Le FLoC vise essentiellement à classer les utilisateurs en ligne en groupes basés sur des comportements de navigation similaires, le navigateur de chaque utilisateur partageant ce que l'on appelle un "identifiant de cohorte" avec les sites Web et les spécialistes du marketing, qui peuvent alors cibler les utilisateurs avec des publicités basées sur les groupes auxquels ils appartiennent. Si cela n’est pas assez clair, pensez à ceci : votre "FLoC ID" sera comme un résumé succinct de votre activité récente sur le Web, qui sera partagé afin que vous receviez des publicités.
En d'autres termes, les données recueillies localement à partir du navigateur ne sont jamais partagées et ne quittent jamais l'appareil. En utilisant cette approche publicitaire basée sur les intérêts, l'idée est de cacher les utilisateurs "dans la foule", ce qui permet de garder privé l'historique de navigation d'une personne et offre des protections contre le suivi et le profilage individualisés.
Signifiant un changement majeur dans son modèle commercial axé sur les annonces, Google a déclaré mercredi sans équivoque qu'il ne construirait pas d'autres identificateurs ou outils pour suivre les utilisateurs sur plusieurs sites Web une fois qu'il commencera à éliminer progressivement les cookies de suivi tiers de son navigateur Chrome d'ici le début de 2022.

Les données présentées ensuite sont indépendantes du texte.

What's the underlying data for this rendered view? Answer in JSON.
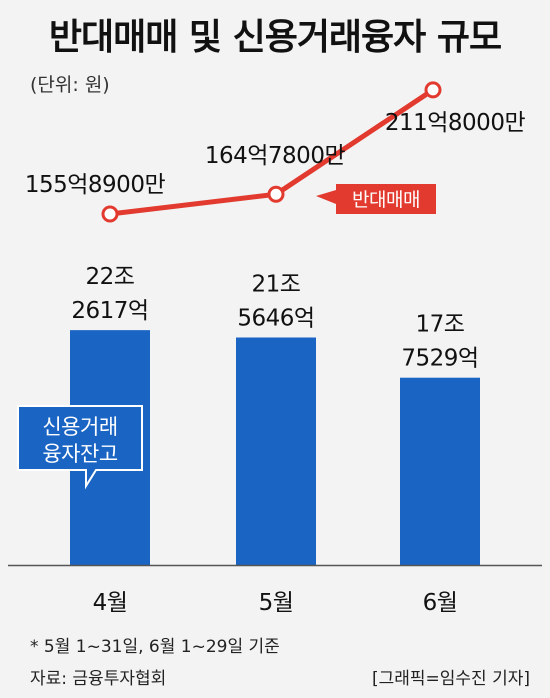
{
  "title": "반대매매 및 신용거래융자 규모",
  "unit_note": "(단위: 원)",
  "colors": {
    "bar": "#1a64c4",
    "line": "#e23a2f",
    "axis": "#555555",
    "background": "#f3f3f3"
  },
  "chart_data": {
    "type": "bar",
    "categories": [
      "4월",
      "5월",
      "6월"
    ],
    "series": [
      {
        "name": "신용거래융자잔고",
        "type": "bar",
        "values": [
          222617,
          215646,
          177529
        ],
        "labels": [
          [
            "22조",
            "2617억"
          ],
          [
            "21조",
            "5646억"
          ],
          [
            "17조",
            "7529억"
          ]
        ]
      },
      {
        "name": "반대매매",
        "type": "line",
        "values": [
          155.89,
          164.78,
          211.8
        ],
        "labels": [
          "155억8900만",
          "164억7800만",
          "211억8000만"
        ]
      }
    ]
  },
  "footnote": "* 5월 1~31일, 6월 1~29일 기준",
  "source": "자료: 금융투자협회",
  "credit": "[그래픽=임수진 기자]"
}
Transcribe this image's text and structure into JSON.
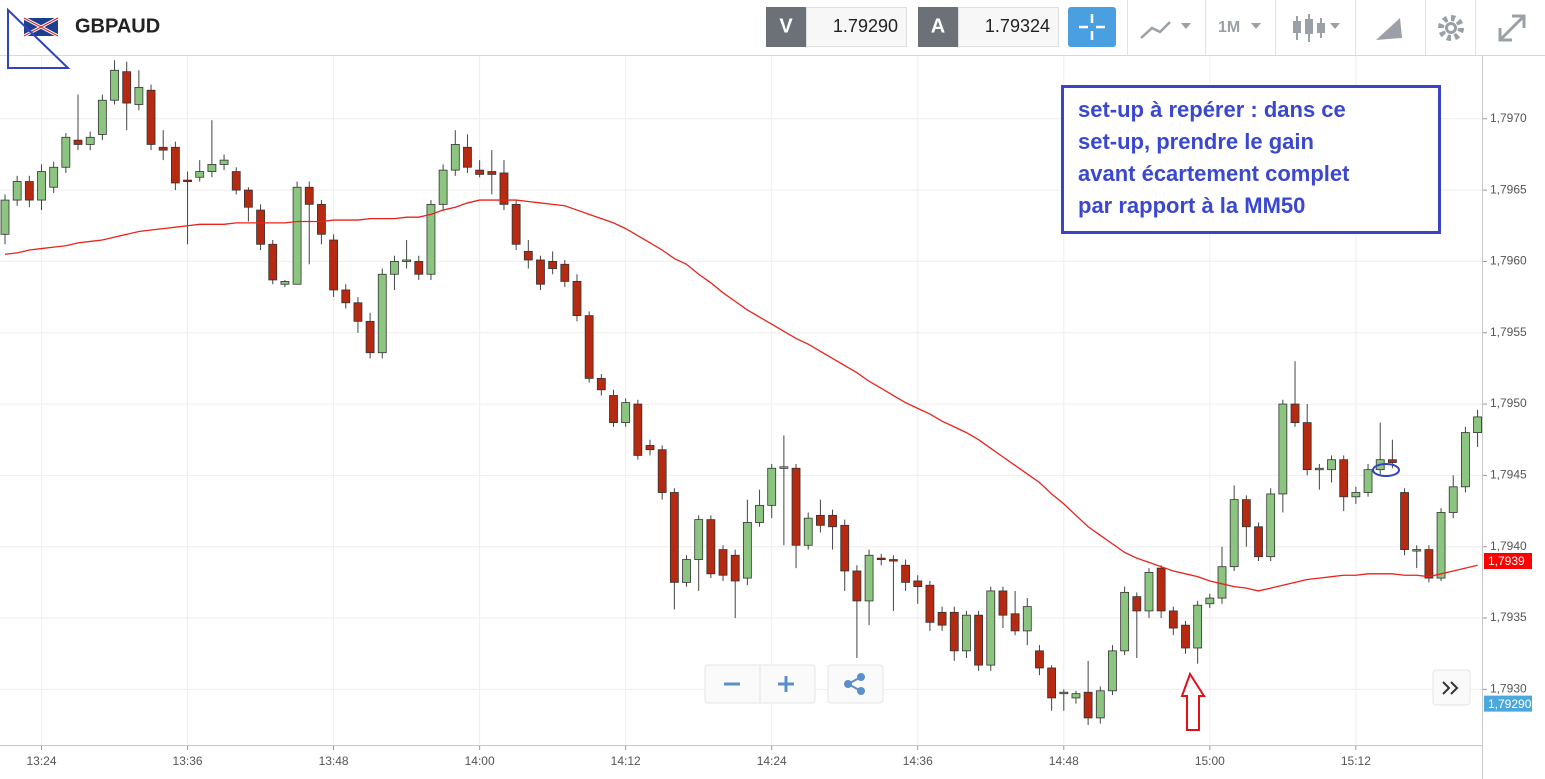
{
  "header": {
    "symbol": "GBPAUD",
    "bid_label": "V",
    "bid": "1.79290",
    "ask_label": "A",
    "ask": "1.79324",
    "timeframe": "1M"
  },
  "chart_data": {
    "type": "candlestick",
    "categories": [
      null,
      null,
      null,
      "13:24",
      null,
      null,
      null,
      null,
      null,
      null,
      null,
      null,
      null,
      null,
      null,
      "13:36",
      null,
      null,
      null,
      null,
      null,
      null,
      null,
      null,
      null,
      null,
      null,
      "13:48",
      null,
      null,
      null,
      null,
      null,
      null,
      null,
      null,
      null,
      null,
      null,
      "14:00",
      null,
      null,
      null,
      null,
      null,
      null,
      null,
      null,
      null,
      null,
      null,
      "14:12",
      null,
      null,
      null,
      null,
      null,
      null,
      null,
      null,
      null,
      null,
      null,
      "14:24",
      null,
      null,
      null,
      null,
      null,
      null,
      null,
      null,
      null,
      null,
      null,
      "14:36",
      null,
      null,
      null,
      null,
      null,
      null,
      null,
      null,
      null,
      null,
      null,
      "14:48",
      null,
      null,
      null,
      null,
      null,
      null,
      null,
      null,
      null,
      null,
      null,
      "15:00",
      null,
      null,
      null,
      null,
      null,
      null,
      null,
      null,
      null,
      null,
      null,
      "15:12",
      null,
      null,
      null,
      null,
      null,
      null,
      null,
      null,
      null,
      null
    ],
    "open": [
      1.79619,
      1.79643,
      1.79656,
      1.79643,
      1.79652,
      1.79666,
      1.79685,
      1.79682,
      1.79689,
      1.79713,
      1.79733,
      1.7971,
      1.7972,
      1.7968,
      1.7968,
      1.79657,
      1.79659,
      1.79663,
      1.79668,
      1.79663,
      1.7965,
      1.79636,
      1.79612,
      1.79584,
      1.79584,
      1.79652,
      1.7964,
      1.79615,
      1.7958,
      1.79571,
      1.79558,
      1.79536,
      1.79591,
      1.796,
      1.796,
      1.79591,
      1.7964,
      1.79664,
      1.7968,
      1.79664,
      1.79663,
      1.79662,
      1.7964,
      1.79607,
      1.79601,
      1.796,
      1.79598,
      1.79586,
      1.79562,
      1.79518,
      1.79506,
      1.79487,
      1.795,
      1.79471,
      1.79468,
      1.79438,
      1.79375,
      1.79391,
      1.79419,
      1.79398,
      1.79394,
      1.79378,
      1.79417,
      1.79429,
      1.79455,
      1.79455,
      1.79401,
      1.79422,
      1.79422,
      1.79415,
      1.79383,
      1.79362,
      1.79392,
      1.79391,
      1.79387,
      1.79376,
      1.79373,
      1.79354,
      1.79354,
      1.79327,
      1.79352,
      1.79317,
      1.79369,
      1.79353,
      1.79341,
      1.79327,
      1.79315,
      1.79297,
      1.79294,
      1.79298,
      1.7928,
      1.79299,
      1.79327,
      1.79365,
      1.79355,
      1.79385,
      1.79355,
      1.79345,
      1.79329,
      1.7936,
      1.79364,
      1.79386,
      1.79433,
      1.79414,
      1.79393,
      1.79437,
      1.795,
      1.79487,
      1.79454,
      1.79454,
      1.79461,
      1.79435,
      1.79438,
      1.79454,
      1.79461,
      1.79438,
      1.79398,
      1.79398,
      1.79378,
      1.79424,
      1.79442,
      1.7948
    ],
    "high": [
      1.79647,
      1.7966,
      1.7966,
      1.79668,
      1.7967,
      1.7969,
      1.79717,
      1.79691,
      1.79717,
      1.79741,
      1.7974,
      1.79734,
      1.79724,
      1.79692,
      1.79684,
      1.79663,
      1.79671,
      1.79699,
      1.79675,
      1.79666,
      1.79652,
      1.7964,
      1.79615,
      1.79587,
      1.79656,
      1.79656,
      1.79643,
      1.79619,
      1.79584,
      1.79575,
      1.79564,
      1.79595,
      1.79604,
      1.79615,
      1.79604,
      1.79643,
      1.79668,
      1.79692,
      1.79689,
      1.79671,
      1.79678,
      1.79671,
      1.79643,
      1.79615,
      1.79604,
      1.79607,
      1.79601,
      1.79591,
      1.79565,
      1.79521,
      1.7951,
      1.79504,
      1.79503,
      1.79475,
      1.79471,
      1.79441,
      1.79394,
      1.79422,
      1.79422,
      1.79401,
      1.79398,
      1.79433,
      1.7944,
      1.79458,
      1.79478,
      1.79458,
      1.79424,
      1.79433,
      1.79426,
      1.79419,
      1.79387,
      1.79398,
      1.79395,
      1.79394,
      1.79391,
      1.7938,
      1.79376,
      1.79358,
      1.79358,
      1.79355,
      1.79355,
      1.79372,
      1.79372,
      1.79369,
      1.79364,
      1.79331,
      1.79317,
      1.793,
      1.79299,
      1.7932,
      1.79302,
      1.79331,
      1.79372,
      1.79368,
      1.79385,
      1.79387,
      1.79358,
      1.79348,
      1.79362,
      1.79367,
      1.794,
      1.79443,
      1.79436,
      1.79417,
      1.79441,
      1.79503,
      1.7953,
      1.795,
      1.79458,
      1.79464,
      1.79464,
      1.79442,
      1.79458,
      1.79487,
      1.79475,
      1.79441,
      1.79401,
      1.79401,
      1.79427,
      1.7945,
      1.79484,
      1.79496
    ],
    "low": [
      1.79612,
      1.79639,
      1.79638,
      1.79636,
      1.79648,
      1.79662,
      1.79678,
      1.79678,
      1.79685,
      1.7971,
      1.79692,
      1.79706,
      1.79678,
      1.79671,
      1.7965,
      1.79612,
      1.79656,
      1.79659,
      1.79664,
      1.79647,
      1.79628,
      1.79608,
      1.79584,
      1.79582,
      1.79584,
      1.79598,
      1.79612,
      1.79575,
      1.79567,
      1.7955,
      1.79532,
      1.79532,
      1.7958,
      1.79595,
      1.79587,
      1.79587,
      1.79636,
      1.7966,
      1.79662,
      1.79659,
      1.79647,
      1.79636,
      1.79608,
      1.79595,
      1.7958,
      1.79591,
      1.79582,
      1.79558,
      1.79515,
      1.79506,
      1.79484,
      1.79484,
      1.79461,
      1.79464,
      1.79433,
      1.79356,
      1.79372,
      1.79369,
      1.79378,
      1.79376,
      1.7935,
      1.79373,
      1.79414,
      1.7942,
      1.79401,
      1.79385,
      1.79398,
      1.7941,
      1.79398,
      1.79369,
      1.79322,
      1.79345,
      1.79387,
      1.79355,
      1.79369,
      1.7936,
      1.79341,
      1.79341,
      1.7932,
      1.79322,
      1.79313,
      1.79313,
      1.79343,
      1.79338,
      1.79331,
      1.7931,
      1.79285,
      1.79285,
      1.7929,
      1.79275,
      1.79276,
      1.79296,
      1.79324,
      1.79322,
      1.7935,
      1.7935,
      1.79338,
      1.79325,
      1.79318,
      1.79357,
      1.7936,
      1.79383,
      1.794,
      1.7939,
      1.7939,
      1.79424,
      1.79484,
      1.7945,
      1.7944,
      1.79445,
      1.79425,
      1.7943,
      1.79435,
      1.7945,
      1.79455,
      1.79394,
      1.79385,
      1.79375,
      1.79376,
      1.7942,
      1.79438,
      1.7947
    ],
    "close": [
      1.79643,
      1.79656,
      1.79643,
      1.79663,
      1.79666,
      1.79687,
      1.79682,
      1.79687,
      1.79713,
      1.79734,
      1.79711,
      1.79722,
      1.79682,
      1.79678,
      1.79655,
      1.79656,
      1.79663,
      1.79668,
      1.79671,
      1.7965,
      1.79638,
      1.79612,
      1.79587,
      1.79586,
      1.79652,
      1.7964,
      1.79619,
      1.7958,
      1.79571,
      1.79558,
      1.79536,
      1.79591,
      1.796,
      1.79601,
      1.79591,
      1.7964,
      1.79664,
      1.79682,
      1.79666,
      1.79661,
      1.79661,
      1.7964,
      1.79612,
      1.79601,
      1.79584,
      1.79595,
      1.79586,
      1.79562,
      1.79518,
      1.7951,
      1.79487,
      1.79501,
      1.79464,
      1.79468,
      1.79438,
      1.79375,
      1.79391,
      1.79419,
      1.79381,
      1.7938,
      1.79376,
      1.79417,
      1.79429,
      1.79455,
      1.79456,
      1.79401,
      1.7942,
      1.79415,
      1.79414,
      1.79383,
      1.79362,
      1.79394,
      1.79391,
      1.7939,
      1.79375,
      1.79372,
      1.79347,
      1.79345,
      1.79327,
      1.79352,
      1.79317,
      1.79369,
      1.79352,
      1.79341,
      1.79358,
      1.79315,
      1.79294,
      1.79298,
      1.79297,
      1.7928,
      1.79299,
      1.79327,
      1.79368,
      1.79355,
      1.79382,
      1.79355,
      1.79343,
      1.79329,
      1.79359,
      1.79364,
      1.79386,
      1.79433,
      1.79414,
      1.79393,
      1.79437,
      1.795,
      1.79487,
      1.79454,
      1.79455,
      1.79461,
      1.79435,
      1.79438,
      1.79454,
      1.79461,
      1.79459,
      1.79398,
      1.79398,
      1.79378,
      1.79424,
      1.79442,
      1.7948,
      1.79491
    ],
    "up_color": "#8cc57f",
    "down_color": "#b52a10",
    "ma": {
      "color": "#e8231b",
      "values": [
        1.79605,
        1.79606,
        1.79608,
        1.79609,
        1.7961,
        1.79611,
        1.79613,
        1.79614,
        1.79615,
        1.79617,
        1.79619,
        1.79621,
        1.79622,
        1.79623,
        1.79624,
        1.79625,
        1.79626,
        1.79626,
        1.79626,
        1.79627,
        1.79627,
        1.79627,
        1.79627,
        1.79627,
        1.79628,
        1.79628,
        1.79628,
        1.79629,
        1.79629,
        1.79629,
        1.7963,
        1.7963,
        1.7963,
        1.79631,
        1.79631,
        1.79633,
        1.79636,
        1.79638,
        1.79641,
        1.79643,
        1.79643,
        1.79643,
        1.79643,
        1.79642,
        1.79641,
        1.7964,
        1.79639,
        1.79636,
        1.79633,
        1.7963,
        1.79627,
        1.79623,
        1.79618,
        1.79613,
        1.79608,
        1.79602,
        1.79598,
        1.79591,
        1.79585,
        1.79578,
        1.79572,
        1.79566,
        1.79561,
        1.79556,
        1.79551,
        1.79546,
        1.79542,
        1.79537,
        1.79532,
        1.79527,
        1.79522,
        1.79516,
        1.79511,
        1.79506,
        1.79501,
        1.79497,
        1.79493,
        1.79488,
        1.79484,
        1.7948,
        1.79475,
        1.79469,
        1.79463,
        1.79457,
        1.79451,
        1.79445,
        1.79437,
        1.7943,
        1.79422,
        1.79414,
        1.79408,
        1.79402,
        1.79396,
        1.79392,
        1.79389,
        1.79386,
        1.79383,
        1.79381,
        1.79379,
        1.79376,
        1.79374,
        1.79372,
        1.79371,
        1.79369,
        1.79371,
        1.79373,
        1.79375,
        1.79377,
        1.79378,
        1.79379,
        1.7938,
        1.7938,
        1.79381,
        1.79381,
        1.79381,
        1.7938,
        1.7938,
        1.79379,
        1.79381,
        1.79383,
        1.79385,
        1.79387
      ]
    },
    "ylim": [
      1.79261,
      1.79744
    ],
    "yticks": [
      {
        "value": 1.793,
        "label": "1,7930"
      },
      {
        "value": 1.7935,
        "label": "1,7935"
      },
      {
        "value": 1.794,
        "label": "1,7940"
      },
      {
        "value": 1.7945,
        "label": "1,7945"
      },
      {
        "value": 1.795,
        "label": "1,7950"
      },
      {
        "value": 1.7955,
        "label": "1,7955"
      },
      {
        "value": 1.796,
        "label": "1,7960"
      },
      {
        "value": 1.7965,
        "label": "1,7965"
      },
      {
        "value": 1.797,
        "label": "1,7970"
      }
    ],
    "grid": true,
    "price_tags": [
      {
        "value": 1.7939,
        "label": "1,7939",
        "color": "#ff0000"
      },
      {
        "value": 1.7929,
        "label": "1,79290",
        "color": "#4aa8dc"
      }
    ],
    "annotation": [
      "set-up à repérer : dans ce",
      "set-up, prendre le gain",
      "avant écartement complet",
      "par rapport à la MM50"
    ]
  }
}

« Nos produits Web seront plutôt alimentés par des API préservant la vie privée qui empêchent le suivi individuel tout en fournissant des résultats aux annonceurs et aux éditeurs », a déclaré David Temkin, directeur de la gestion des produits de Google pour la confidentialité et la confiance dans les annonces. « Les progrès réalisés en matière d'agrégation, d'anonymisation, de traitement sur les appareils et d'autres technologies de protection de la vie privée ouvrent la voie au remplacement des identifiants individuels ».
La preuve de concept de Google a utilisé les domaines des sites que chaque utilisateur a visités comme base pour regrouper les gens. Il a ensuite utilisé un algorithme appelé SimHash pour créer les groupes. SimHash peut être calculé localement sur la machine de chaque utilisateur, il n'est donc pas nécessaire d'avoir un serveur central pour collecter les données comportementales. Cependant, un administrateur central pourrait jouer un rôle dans l'application des garanties de confidentialité.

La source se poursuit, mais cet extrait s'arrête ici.